И капитан зачитывает длинный перечень всего, что присвоил себе диктатор, что он монополизировал: например, соль через Компанию по добыче соли, которой – для отвода глаз – управлял американец. Он монополизировал систему страхования через Компанию по социальному страхованию «Сан-Рафаэль», которой управлял его собственный дядя, досточтимый и уважаемый Теодуло Пина Шевалье. Монополизировал молоко…
– Как, капитан, и молоко?
– Да, молоко тоже. Он пишет, что центром монопольного производства стало имение «Фундасьон» в Сан-Кристобале.
– Надо бы угостить этого проклятого баска стаканчиком молока оттуда.
– Он наелся до отвала, генералиссимус.
– Так пусть ему дадут еще молока, оно очень питательно. Как можно больше молока.

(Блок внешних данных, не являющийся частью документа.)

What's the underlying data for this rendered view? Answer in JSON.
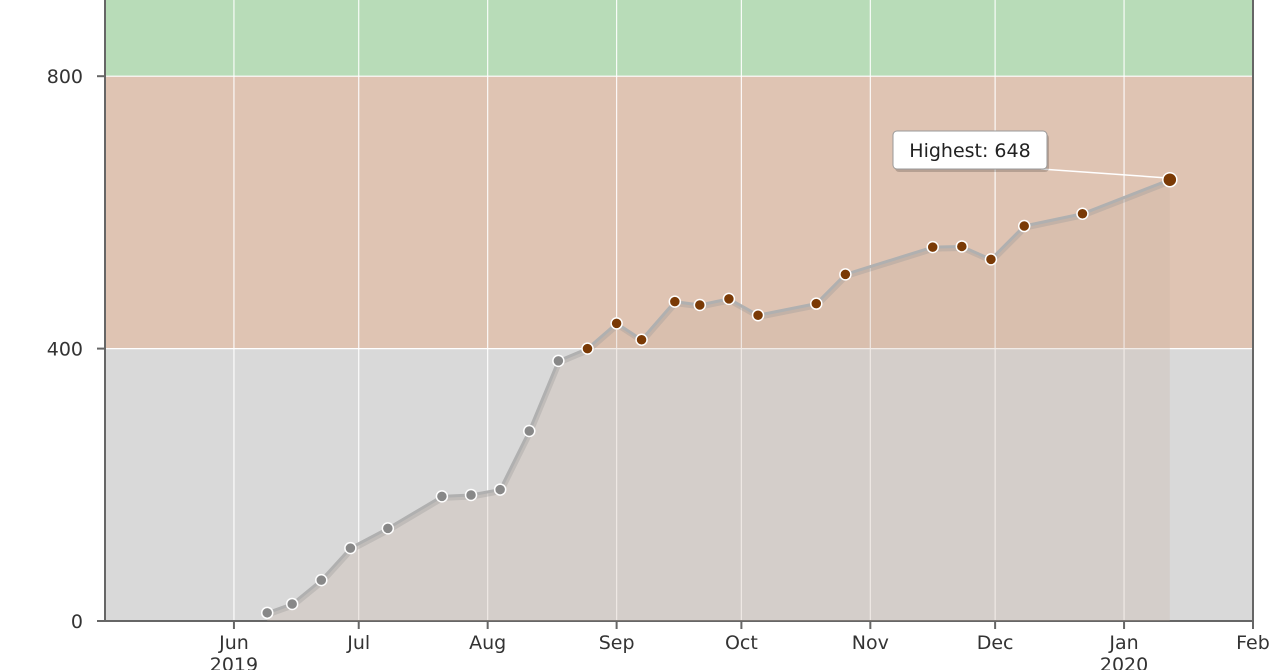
{
  "chart_data": {
    "type": "line",
    "x_axis": {
      "type": "date",
      "range": [
        "2019-05-01",
        "2020-02-01"
      ],
      "ticks": [
        {
          "date": "2019-06-01",
          "label": "Jun",
          "sublabel": "2019"
        },
        {
          "date": "2019-07-01",
          "label": "Jul",
          "sublabel": ""
        },
        {
          "date": "2019-08-01",
          "label": "Aug",
          "sublabel": ""
        },
        {
          "date": "2019-09-01",
          "label": "Sep",
          "sublabel": ""
        },
        {
          "date": "2019-10-01",
          "label": "Oct",
          "sublabel": ""
        },
        {
          "date": "2019-11-01",
          "label": "Nov",
          "sublabel": ""
        },
        {
          "date": "2019-12-01",
          "label": "Dec",
          "sublabel": ""
        },
        {
          "date": "2020-01-01",
          "label": "Jan",
          "sublabel": "2020"
        },
        {
          "date": "2020-02-01",
          "label": "Feb",
          "sublabel": ""
        }
      ]
    },
    "y_axis": {
      "range": [
        0,
        1000
      ],
      "ticks": [
        0,
        400,
        800
      ]
    },
    "bands": [
      {
        "from": 0,
        "to": 400,
        "color": "#d9d9d9"
      },
      {
        "from": 400,
        "to": 800,
        "color": "#dfc4b3"
      },
      {
        "from": 800,
        "to": 1000,
        "color": "#b8dcb8"
      }
    ],
    "grid": true,
    "colors": {
      "line": "#b0b0b0",
      "point_low": "#888888",
      "point_high": "#7a3a06",
      "point_threshold": 400,
      "axis": "#666666",
      "gridline": "#ffffff"
    },
    "series": [
      {
        "points": [
          {
            "x": "2019-06-09",
            "y": 12
          },
          {
            "x": "2019-06-15",
            "y": 25
          },
          {
            "x": "2019-06-22",
            "y": 60
          },
          {
            "x": "2019-06-29",
            "y": 107
          },
          {
            "x": "2019-07-08",
            "y": 136
          },
          {
            "x": "2019-07-21",
            "y": 183
          },
          {
            "x": "2019-07-28",
            "y": 185
          },
          {
            "x": "2019-08-04",
            "y": 193
          },
          {
            "x": "2019-08-11",
            "y": 279
          },
          {
            "x": "2019-08-18",
            "y": 382
          },
          {
            "x": "2019-08-25",
            "y": 400
          },
          {
            "x": "2019-09-01",
            "y": 437
          },
          {
            "x": "2019-09-07",
            "y": 413
          },
          {
            "x": "2019-09-15",
            "y": 469
          },
          {
            "x": "2019-09-21",
            "y": 464
          },
          {
            "x": "2019-09-28",
            "y": 473
          },
          {
            "x": "2019-10-05",
            "y": 449
          },
          {
            "x": "2019-10-19",
            "y": 466
          },
          {
            "x": "2019-10-26",
            "y": 509
          },
          {
            "x": "2019-11-16",
            "y": 549
          },
          {
            "x": "2019-11-23",
            "y": 550
          },
          {
            "x": "2019-11-30",
            "y": 531
          },
          {
            "x": "2019-12-08",
            "y": 580
          },
          {
            "x": "2019-12-22",
            "y": 598
          },
          {
            "x": "2020-01-12",
            "y": 648
          }
        ]
      }
    ],
    "annotation": {
      "text": "Highest: 648",
      "x": "2020-01-12",
      "y": 648
    }
  }
}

– Он также уверяет, что через компанию «Табакалера» вы монополизировали табачное производство, избавившись от его прежних производителей. А кроме того, проведение лотерей и производство растительного масла, пива, обуви, выращивание риса, сахара, деревообрабатывающую промышленность, судостроительную, авиационную, а также банки.
– Капитан, прочтите мне что-нибудь интересненькое, чтобы я посмеялся.
– Что вы распределяете лотерейные выигрыши и они достаются только вашим жополизам.
– Так и написано, «жополизам»?
– Почти, ваше превосходительство. Не совсем так, но почти. И всю эту клевету он вытащил на свет божий из бесстыдной книжонки «Карибский сатрап», написанной этой свиньей по имени Альмоина, который спрятался под псевдонимом Грегорио Р. Бустаманте.
– Неблагодарный! Я еще доберусь до этого галисийца.
– После глав, где речь идет о кумовстве и где содержатся сплошные оскорбления в адрес семьи вашего превосходительства, он утверждает, что вы написали законы под себя и что вы поощряете лесть и угодничество.
– Я уже разошелся, капитан, хватит. А теперь я разойдусь еще больше, поскольку пришло время и мне вмешаться. «Лесть и угодничество». Давайте разберемся. Возможно, эти обвинения и имеют под собой некоторую почву, но моя ли в том вина? Разве все доминиканцы не получили работу благодаря тому, что работаю я, что я создал компании, ставшие основой национальной экономики? Что раньше было с этими отраслями? Они находились в руках иностранцев, а теперь они в руках доминиканцев, в моих руках. Разве я один съедаю все, что производят мои компании? Я один? Ответьте мне честно на этот вопрос, забыв о том, кто я. Более того, я на время складываю с себя все полномочия. Эспайлат, засвидетельствуйте мою отставку.
– Хорошо, ваше превосходительство.
– Я отрекаюсь от всего – я больше не возглавляю ни армию, ни Республику. Я просто Рафаэль Леонидас Трухильо, вот он я, как есть. Простой гражданин. И вы можете говорить мне все, что хотите. Ну, начнем с вас. Я что, съедаю один все, что производят мои компании?